Relevant Recession metrics

One could make quite a fortune by understanding and utilizing the right metrics that would indicate when the US economy has finally reached bottom, the moment in time when it would show again some decent growth numbers. I have a suspicion that we don’t consider the right metrics that we need to follow (beyond Consumer Confidence and other long established indicators) to understand this turning point. Consumers have fundamentally changed their consumption behavior, therefore the underlying metrics need to be adjusted, too. 

Let’s take car sales. We always assume that US car sales have to reach sooner than later a positive upswing. Currently people don’t buy too many cars anymore but they will buy again after their cars are getting older and less reliable. In 2006 (the best car sales year ever) almost 17 million cars were sold in the US, last year it was much lower, this year will be even worse. So, we are all waiting for the sales curve to move upwards again. Why? Because we expect the future to behave like the past, at least sometime in the future.  

But when we look at an interesting metric from Japan, we might realize that we are looking at the wrong thing. Yesterday New York Times writes in article about the mentality changes of Japanes consumers:

“A survey last year by the business daily Nikkei found that only 25 percent of Japanese men in their 20s wanted a car, down from 48 percent in 2000.”

This means that no one in Japan expects that the annual car sales will ever reach again the good numbers from a few years ago. It is irrelevant to look at total car sales from the past but it is more important to understand consumers’ intent in today’s world. 

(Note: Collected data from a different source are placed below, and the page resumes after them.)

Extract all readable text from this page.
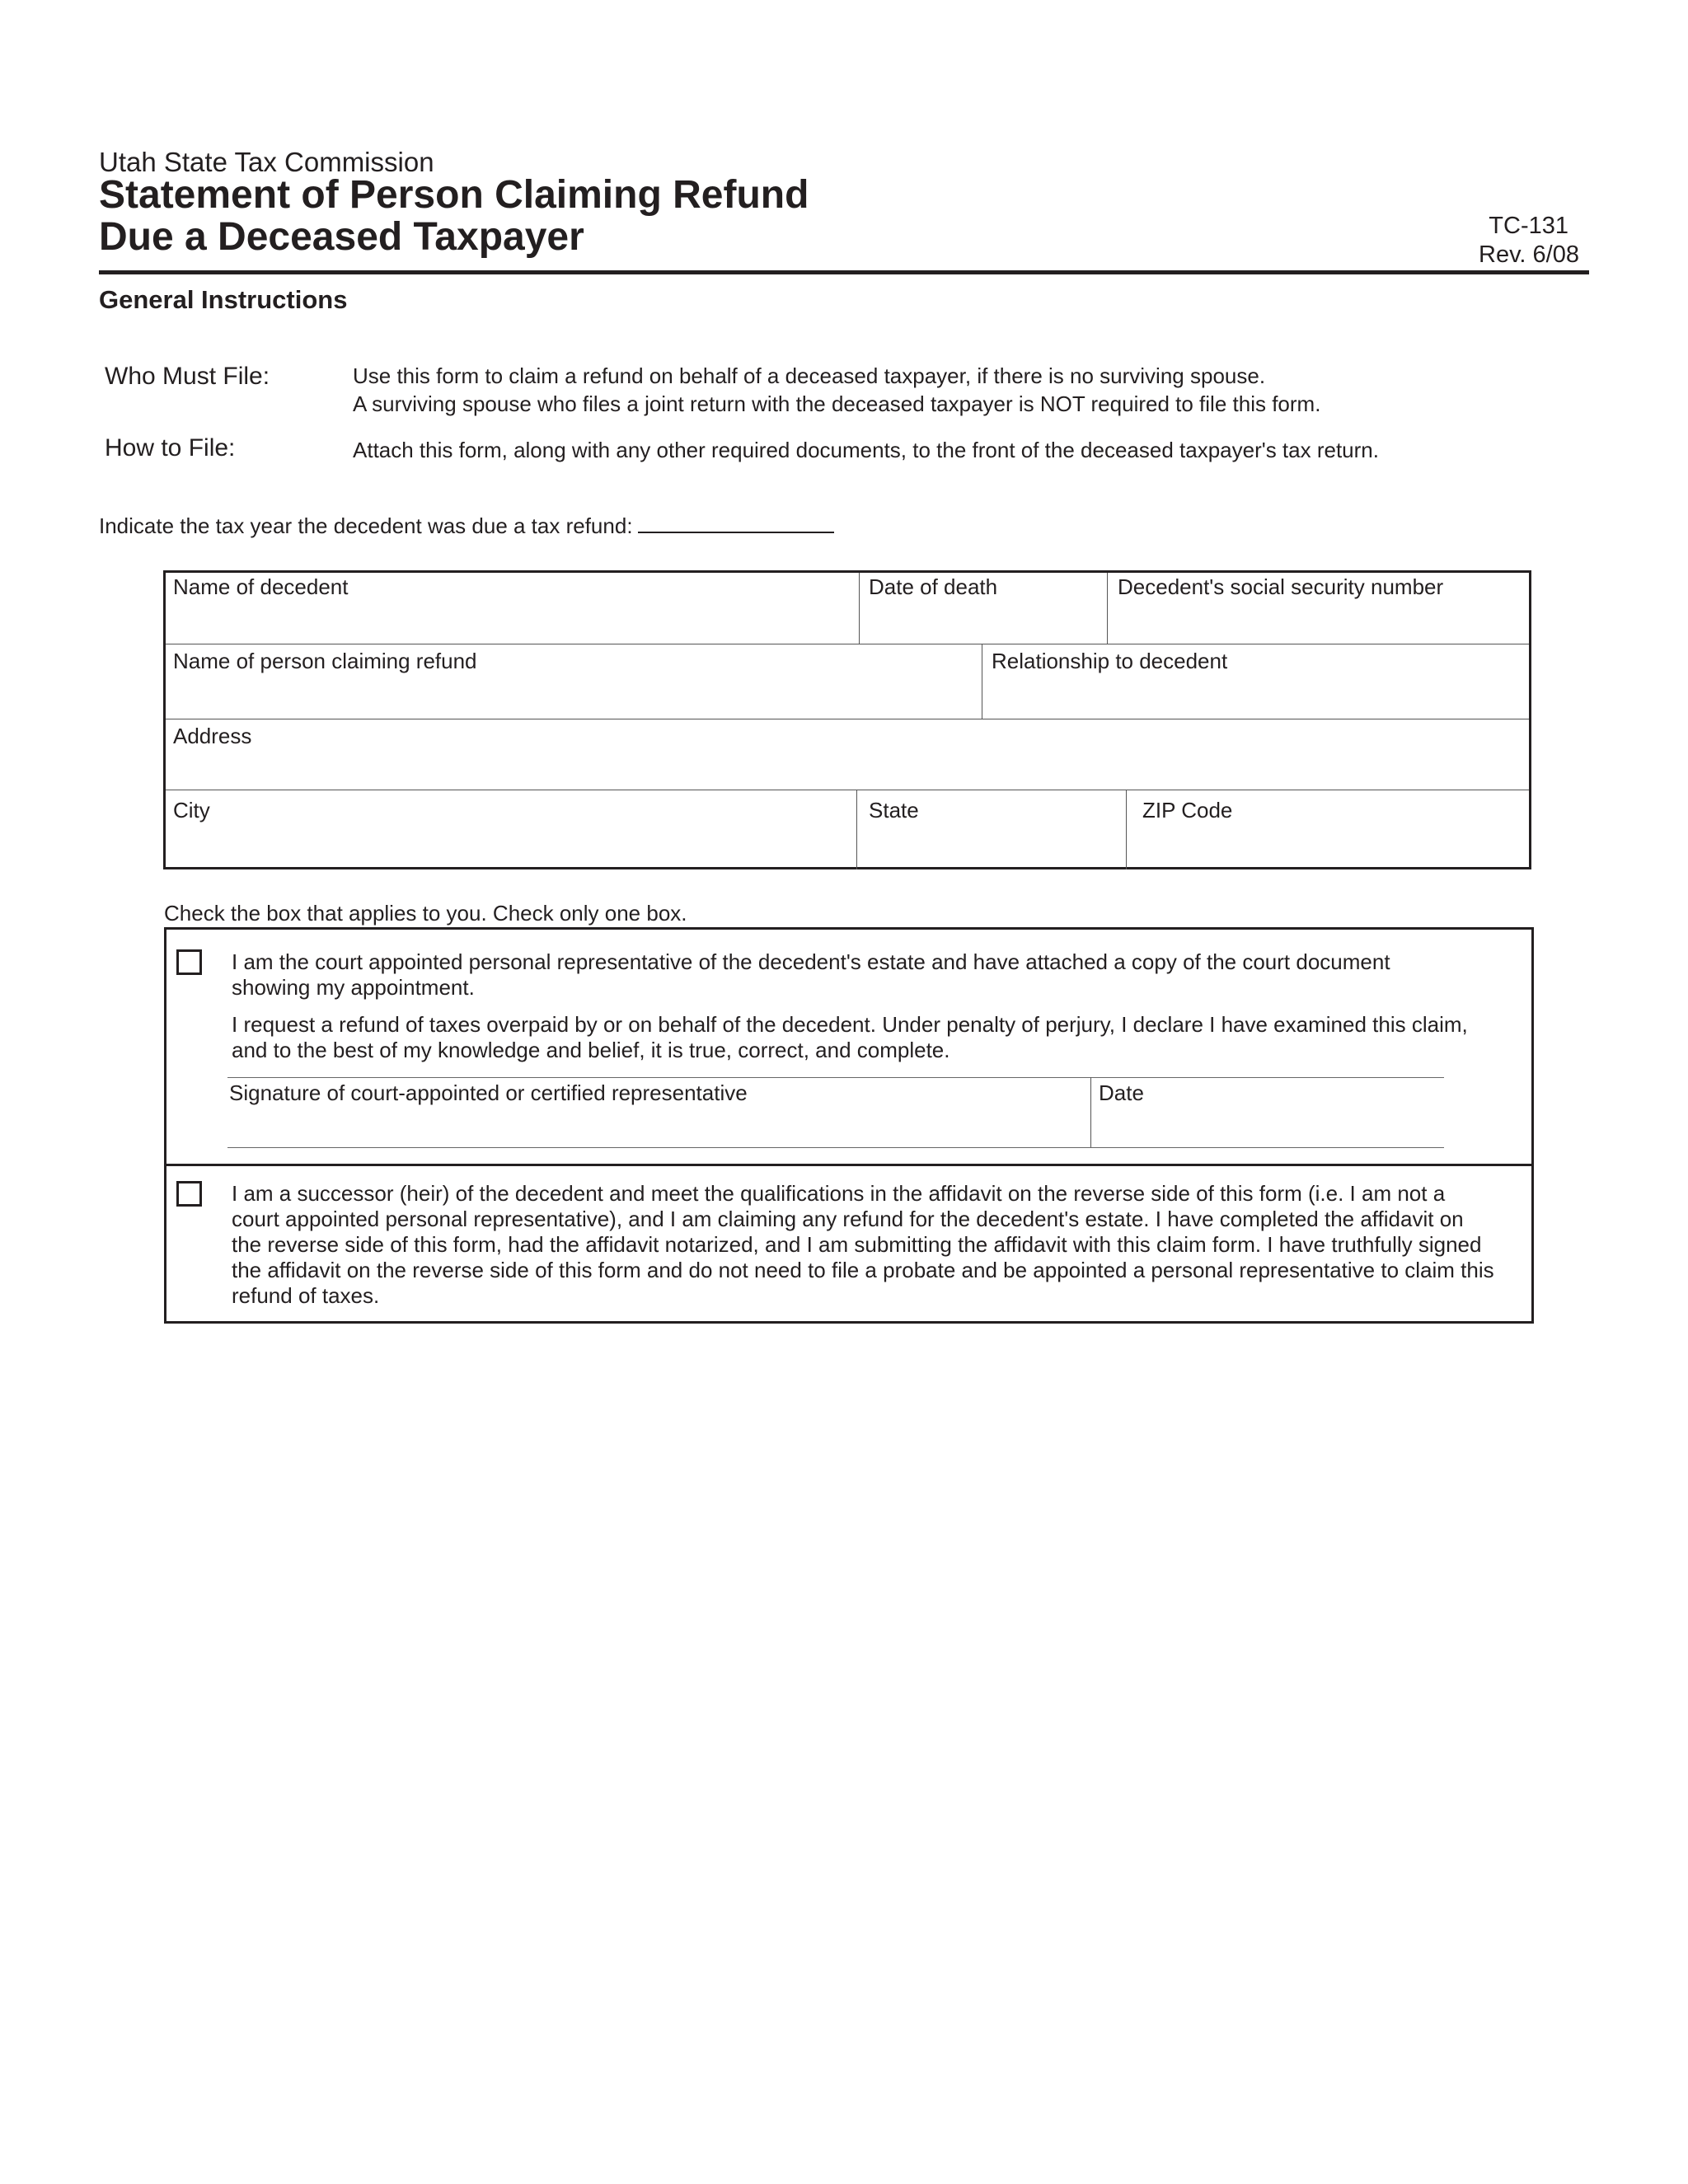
Utah State Tax Commission
Statement of Person Claiming Refund
Due a Deceased Taxpayer	TC-131
Rev. 6/08
General Instructions
Who Must File:	Use this form to claim a refund on behalf of a deceased taxpayer, if there is no surviving spouse.
A surviving spouse who files a joint return with the deceased taxpayer is NOT required to file this form.
How to File:	Attach this form, along with any other required documents, to the front of the deceased taxpayer's tax return.
Indicate the tax year the decedent was due a tax refund:
Name of decedent	Date of death	Decedent's social security number
Name of person claiming refund	Relationship to decedent
Address
City	State	ZIP Code
Check the box that applies to you. Check only one box.
I am the court appointed personal representative of the decedent's estate and have attached a copy of the court document
showing my appointment.
I request a refund of taxes overpaid by or on behalf of the decedent. Under penalty of perjury, I declare I have examined this claim,
and to the best of my knowledge and belief, it is true, correct, and complete.
Signature of court-appointed or certified representative	Date
I am a successor (heir) of the decedent and meet the qualifications in the affidavit on the reverse side of this form (i.e. I am not a
court appointed personal representative), and I am claiming any refund for the decedent's estate. I have completed the affidavit on
the reverse side of this form, had the affidavit notarized, and I am submitting the affidavit with this claim form. I have truthfully signed
the affidavit on the reverse side of this form and do not need to file a probate and be appointed a personal representative to claim this
refund of taxes.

We should probably spend more time and energy to truly understand consumer intent metrics and compare them over time. It’s easier for a consumer to report his intent (despite all the bias of self reported data) in a particular category than an overall judgment of confidence in the economy of his personal situation. I am curious if any research company looked at “New car purchase intent” behavior by age group over the last 10 years and was able to correlate it to actual sales figures. 


Anonymous Scott Johnson said...

Tap the brake, Herr Fassnacht. While your point is sound as an abstract idea, I think it is flawed when in comes to the automotive market specifically. Out in the great wide open--i.e., in most of America--not having a car simply isn't an option. You can live in densely populated places like Japan or Chicago without a car. Corsicana, Texas--not so much.
I don't expect car sales to rebound quickly, but it won't be because people will be abandoning the idea of car ownership. It will be because people will fix the ones they already have rather than purchasing new ones. With luck we will not have to pursue this strategy for as long as the people of Cuba have had to.

6:27 PM  
Blogger Michael Fassnacht said...

Dr. Johnson,

Always good to hear your thoughts. Please take a look at the latest car sales projections for 2009: best case scenario 11 Million in the US. Even GM's rather positive restructuring plan does not expect more than 13Million car sales in 2014, still 5 Million car sales short from the best sales year 2000.

I think the only way that car sales can again increase significantly and go beyond the 18Million number is through a significant population growth in the US, similar to what happen in the last 20 years (the population grew by approx. 30%). But the number of cars owned per household might have reached its peak.

7:45 PM  
Anonymous Bell said...

Its true that looking the trend alone just won't help. The trend too would change and this could be due to change in behavior of the consumers(which could be due to various reasons), the economic scenario (like the current economic scenario), etc.,

2:14 AM  
Anonymous Steve said...

Understanding the customers' demand in terms of products offering will help large auto companies to offer better products in future. Hence companies which can understand their customers can provide better products and stay ahead in terms of competitive advantage.